AD: In a scientific context, curiosity is not just the desire to know; it’s the instinct to chase an anomaly, to wonder and ask why, and to imagine possibilities outside established knowledge. Currently, AI cannot fully replicate this because it operates on extrinsic reward functions. An AI explores because we tell it that exploring will maximize its score (e.g., finding a better chemical structure). A human explores because the unknown itself creates a state of cognitive tension that must be resolved.
Until we can create a 'computable representation of interestingness' -- a mathematical way to value a question simply because it hasn't been asked yet -- AI will remain an optimizer of known goals, rather than a seeker of new ones.
BN: How do you see the relationship between human and machine creativity evolving in science? Collaborative or combative?
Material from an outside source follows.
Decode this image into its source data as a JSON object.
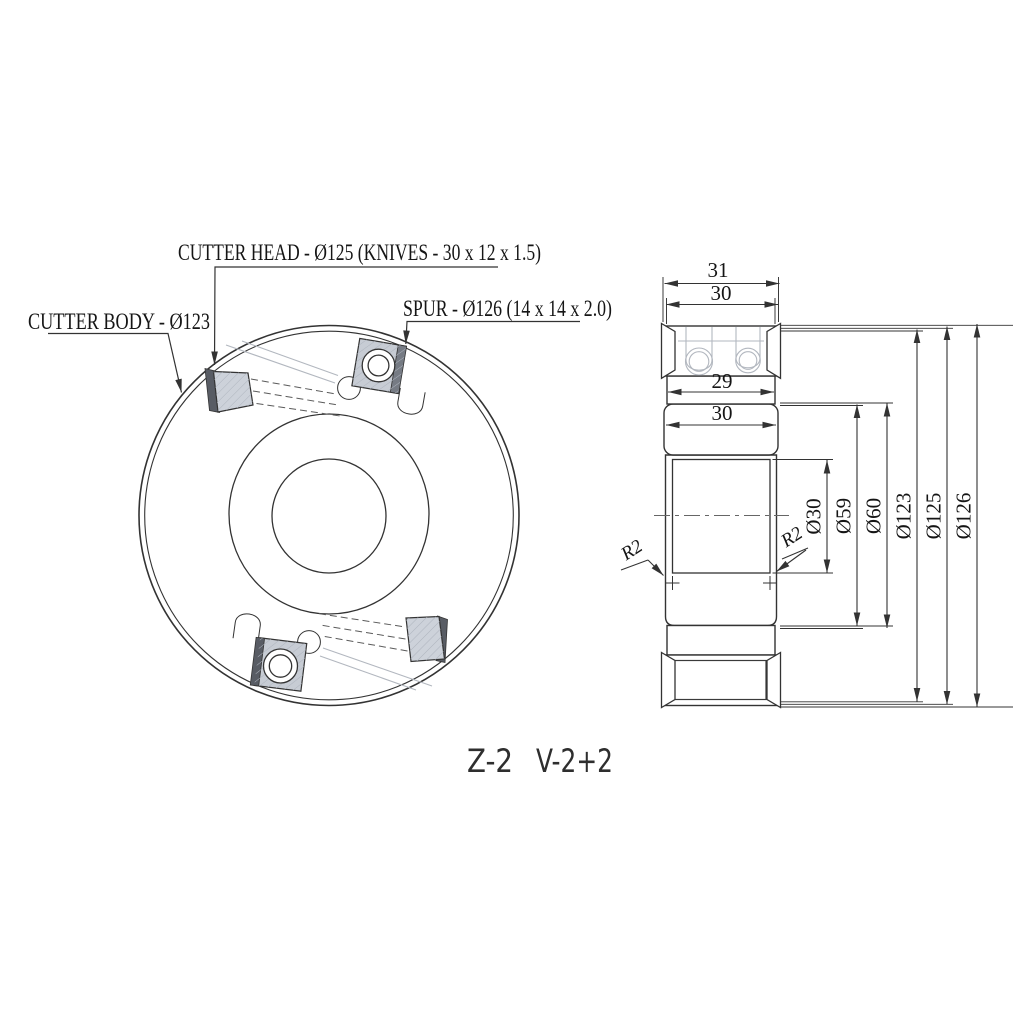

AD: I see the relationship as fundamentally collaborative, not combative, but with a clear hierarchy of function. We view the evolution of science as moving toward a 'Human-Orchestrated, Machine-Executed' model. In our framework, human creativity defines the search space -- we ask the questions and define the value of the answers. The machine's 'creativity' is the ability to traverse that space at speeds and dimensions we cannot match.
Think of it as a symbiotic loop: The human provides the 'high-level intent' (the prompt/direction) and the domain intuition. The GenAI act as the 'high-velocity explorers,' returning with patterns we wouldn't have found alone. It is not a competition; it is the difference between the architect who designs the skyscraper and the engineers who calculate the load-bearing physics. You need both to build.
BN: Are you optimistic that AI could one day be curious in the same way humans are?
AD: I’m cautiously optimistic. Curiosity in humans arises from emotion, cognition, and lived experience, none of which AI currently possesses. But future models may develop mechanisms that mimic curiosity well enough to generate novel ideas. Whether that becomes true curiosity or simply a sophisticated imitation is a philosophical question, but from a practical perspective, even a partial imitation could meaningfully enhance scientific discovery.